Tuesday, February 5, 2013
Mourning vs Depression
Having suffered from depression almost half my life, I've become familiar with the signs and symptoms. I'd say I consider it to be one of my biggest fears. The past few years I've gotten into the habit of doing everything to avoid it. I know my own "triggers", as I call them, and do everything in my power to avoid them. I would avoid crying.. feeling.. and pretty much anyone and anything that made me feel sad. Sometimes this meant avoiding friends.. family.. activities, etc. Honestly, it's exhausting batting away all the things in life that can make you feel sad. But then infertility came along. How in the world could I avoid that?! There is no way to get away from it. Not an hour goes by that I don't think about it, or am reminded of it. I knew this would be something that would easily cause me to slip back into a deep depression and I also knew that's not somewhere I wanted to be! Knowing that it's not something I could tackle alone, I took the proactive steps and sought counseling. It also happened to be about the time that I started to do acupuncture, of course at the time it wasn't for depression specifically, more to help with infertility and the ivf treatments.
After my first ivf cancellation I went to an acupuncture appointment. My acupuncturist asked how I was doing. I told her I had a few sad days where I just couldn't face the world.. and that it scared me. I felt the sadness and I wasn't able to control it or avoid it. This is when she talked to me about the difference between mourning and depression. In my eyes there wasn't a difference.. whenever I felt sadness, it was soon followed by a battle with depression. She explained to me that it was okay to mourn the loss of never being able to have a child that was genetically mine. It's just like mourning the loss of a loved one when they pass. I need to allow myself to feel that loss.. however that may be. Having a few days of crying in bed is not unrealistic... being angry at God and the world is also not unrealistic. What IS unrealistic is not mourning that loss. Just think of what would happen if I didn't allow myself that. There's no way I can avoid depression by just refusing to feel anything! Those feelings could come back later.. stronger and more dangerous. Holding all that in, isn't good for my body or soul. (Jenny, my acupuncturist, would say it's not good for my qi lol)
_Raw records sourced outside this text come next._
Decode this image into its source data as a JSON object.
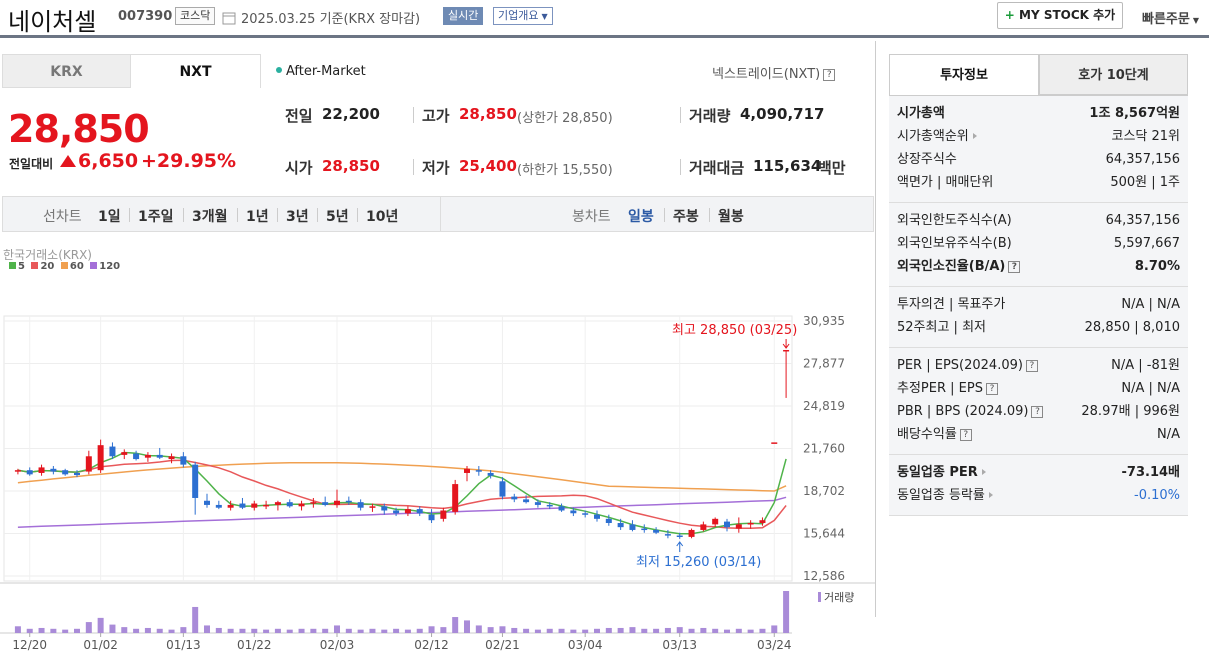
{
  "header": {
    "name": "네이처셀",
    "code": "007390",
    "market_badge": "코스닥",
    "date": "2025.03.25  기준(KRX 장마감)",
    "realtime": "실시간",
    "overview": "기업개요",
    "mystock": "MY STOCK 추가",
    "quick_order": "빠른주문"
  },
  "tabs": {
    "krx": "KRX",
    "nxt": "NXT"
  },
  "after_market": "After-Market",
  "nxt_label": "넥스트레이드(NXT)",
  "price": {
    "current": "28,850",
    "change_label": "전일대비",
    "change": "6,650",
    "change_pct": "+29.95%"
  },
  "info": {
    "prev_close_label": "전일",
    "prev_close": "22,200",
    "high_label": "고가",
    "high": "28,850",
    "upper_limit": "(상한가 28,850)",
    "volume_label": "거래량",
    "volume": "4,090,717",
    "open_label": "시가",
    "open": "28,850",
    "low_label": "저가",
    "low": "25,400",
    "lower_limit": "(하한가 15,550)",
    "amount_label": "거래대금",
    "amount": "115,634",
    "amount_unit": "백만"
  },
  "period_bar": {
    "line_label": "선차트",
    "line_periods": [
      "1일",
      "1주일",
      "3개월",
      "1년",
      "3년",
      "5년",
      "10년"
    ],
    "candle_label": "봉차트",
    "candle_periods": [
      "일봉",
      "주봉",
      "월봉"
    ],
    "active_candle": "일봉"
  },
  "chart_source": "한국거래소(KRX)",
  "colors": {
    "up": "#e4151e",
    "down": "#2c6fd1",
    "ma5": "#4fb34a",
    "ma20": "#e8585a",
    "ma60": "#f0a050",
    "ma120": "#a46fd8",
    "volume": "#a98bd8"
  },
  "chart_data": {
    "type": "candlestick",
    "legend": [
      "5",
      "20",
      "60",
      "120"
    ],
    "y_ticks": [
      "30,935",
      "27,877",
      "24,819",
      "21,760",
      "18,702",
      "15,644",
      "12,586"
    ],
    "ylim": [
      12586,
      30935
    ],
    "x_ticks": [
      "12/20",
      "01/02",
      "01/13",
      "01/22",
      "02/03",
      "02/12",
      "02/21",
      "03/04",
      "03/13",
      "03/24"
    ],
    "high_annotation": "최고 28,850 (03/25)",
    "low_annotation": "최저 15,260 (03/14)",
    "volume_label": "거래량",
    "candles": [
      [
        20100,
        20300,
        19900,
        20200
      ],
      [
        20200,
        20400,
        19800,
        19900
      ],
      [
        20000,
        20600,
        19800,
        20400
      ],
      [
        20300,
        20500,
        19900,
        20100
      ],
      [
        20200,
        20300,
        19800,
        19900
      ],
      [
        20000,
        20200,
        19700,
        19850
      ],
      [
        20100,
        21600,
        19900,
        21200
      ],
      [
        20200,
        22400,
        20000,
        22000
      ],
      [
        21900,
        22200,
        21000,
        21200
      ],
      [
        21300,
        21700,
        21000,
        21500
      ],
      [
        21400,
        21600,
        20900,
        21000
      ],
      [
        21100,
        21500,
        20800,
        21300
      ],
      [
        21300,
        21800,
        21000,
        21100
      ],
      [
        21000,
        21400,
        20700,
        21200
      ],
      [
        21200,
        21500,
        20400,
        20600
      ],
      [
        20600,
        20800,
        17000,
        18200
      ],
      [
        18000,
        18500,
        17500,
        17700
      ],
      [
        17700,
        18000,
        17400,
        17500
      ],
      [
        17500,
        18000,
        17300,
        17700
      ],
      [
        17800,
        18200,
        17400,
        17500
      ],
      [
        17500,
        18000,
        17300,
        17800
      ],
      [
        17600,
        18000,
        17400,
        17700
      ],
      [
        17700,
        18000,
        17300,
        17900
      ],
      [
        17900,
        18100,
        17500,
        17600
      ],
      [
        17600,
        18000,
        17300,
        17800
      ],
      [
        17800,
        18200,
        17500,
        17900
      ],
      [
        17900,
        18300,
        17600,
        17700
      ],
      [
        17700,
        18800,
        17500,
        18000
      ],
      [
        18000,
        18300,
        17700,
        17900
      ],
      [
        17900,
        18100,
        17300,
        17500
      ],
      [
        17500,
        17800,
        17200,
        17600
      ],
      [
        17600,
        17800,
        17000,
        17300
      ],
      [
        17300,
        17500,
        16900,
        17100
      ],
      [
        17100,
        17600,
        16900,
        17400
      ],
      [
        17400,
        17600,
        16900,
        17100
      ],
      [
        17000,
        17400,
        16400,
        16600
      ],
      [
        16700,
        17500,
        16500,
        17300
      ],
      [
        17200,
        19500,
        17000,
        19200
      ],
      [
        20000,
        20500,
        19400,
        20300
      ],
      [
        20200,
        20500,
        19800,
        20100
      ],
      [
        20000,
        20200,
        19600,
        19800
      ],
      [
        19400,
        19700,
        18100,
        18300
      ],
      [
        18300,
        18500,
        17900,
        18100
      ],
      [
        18100,
        18400,
        17800,
        17900
      ],
      [
        17900,
        18100,
        17500,
        17700
      ],
      [
        17700,
        17900,
        17400,
        17600
      ],
      [
        17600,
        17800,
        17200,
        17300
      ],
      [
        17300,
        17500,
        16900,
        17100
      ],
      [
        17100,
        17300,
        16800,
        17000
      ],
      [
        17000,
        17300,
        16500,
        16700
      ],
      [
        16700,
        17000,
        16200,
        16400
      ],
      [
        16400,
        16700,
        15900,
        16100
      ],
      [
        16300,
        16600,
        15800,
        15900
      ],
      [
        16000,
        16300,
        15700,
        15900
      ],
      [
        15900,
        16100,
        15600,
        15700
      ],
      [
        15600,
        15900,
        15300,
        15500
      ],
      [
        15500,
        15700,
        15260,
        15400
      ],
      [
        15400,
        16000,
        15300,
        15900
      ],
      [
        15900,
        16500,
        15800,
        16300
      ],
      [
        16300,
        16800,
        16100,
        16700
      ],
      [
        16500,
        16700,
        15800,
        16100
      ],
      [
        16000,
        16800,
        15700,
        16300
      ],
      [
        16300,
        16600,
        16000,
        16400
      ],
      [
        16400,
        16800,
        16200,
        16600
      ],
      [
        22200,
        22200,
        22200,
        22200
      ],
      [
        28850,
        28850,
        25400,
        28850
      ]
    ],
    "volumes": [
      0.16,
      0.1,
      0.12,
      0.1,
      0.08,
      0.1,
      0.26,
      0.36,
      0.2,
      0.14,
      0.1,
      0.12,
      0.1,
      0.08,
      0.14,
      0.62,
      0.18,
      0.12,
      0.1,
      0.1,
      0.1,
      0.08,
      0.1,
      0.08,
      0.1,
      0.1,
      0.1,
      0.18,
      0.1,
      0.08,
      0.1,
      0.08,
      0.1,
      0.08,
      0.1,
      0.16,
      0.14,
      0.38,
      0.3,
      0.18,
      0.14,
      0.16,
      0.12,
      0.1,
      0.08,
      0.1,
      0.1,
      0.08,
      0.08,
      0.1,
      0.12,
      0.12,
      0.14,
      0.1,
      0.1,
      0.12,
      0.14,
      0.1,
      0.12,
      0.1,
      0.08,
      0.1,
      0.08,
      0.1,
      0.18,
      1.0
    ]
  },
  "right": {
    "tab_invest": "투자정보",
    "tab_ask": "호가 10단계",
    "groups": [
      [
        {
          "k": "시가총액",
          "v": "1조 8,567억원",
          "bold": true
        },
        {
          "k": "시가총액순위",
          "v": "코스닥 21위",
          "arrow": true
        },
        {
          "k": "상장주식수",
          "v": "64,357,156"
        },
        {
          "k": "액면가 | 매매단위",
          "v": "500원 | 1주"
        }
      ],
      [
        {
          "k": "외국인한도주식수(A)",
          "v": "64,357,156"
        },
        {
          "k": "외국인보유주식수(B)",
          "v": "5,597,667"
        },
        {
          "k": "외국인소진율(B/A)",
          "v": "8.70%",
          "bold": true,
          "q": true
        }
      ],
      [
        {
          "k": "투자의견 | 목표주가",
          "v": "N/A | N/A"
        },
        {
          "k": "52주최고 | 최저",
          "v": "28,850 | 8,010"
        }
      ],
      [
        {
          "k": "PER | EPS(2024.09)",
          "v": "N/A | -81원",
          "q": true
        },
        {
          "k": "추정PER | EPS",
          "v": "N/A | N/A",
          "q": true
        },
        {
          "k": "PBR | BPS (2024.09)",
          "v": "28.97배 | 996원",
          "q": true
        },
        {
          "k": "배당수익률",
          "v": "N/A",
          "q": true
        }
      ],
      [
        {
          "k": "동일업종 PER",
          "v": "-73.14배",
          "bold": true,
          "arrow": true
        },
        {
          "k": "동일업종 등락률",
          "v": "-0.10%",
          "arrow": true,
          "blue": true
        }
      ]
    ]
  }
}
After my last ivf failure, my counselor gave me a good rule of thumb. 2 days of sadness = this is okay. 2 weeks of sadness = this is borderline.. still may be okay but I need to be cautious. 2 months of sadness = this is a sign of depression and I need to seek professional advice. Ahhh numbers and rules! I can follow the rules if I know them! Seems like such a simple rule of thumb.. but it's more helpful than I realized! Now I feel comfortable allowing myself to cry.. to be angry.. to FEEL! And I realize that it helps me be mentally healthier!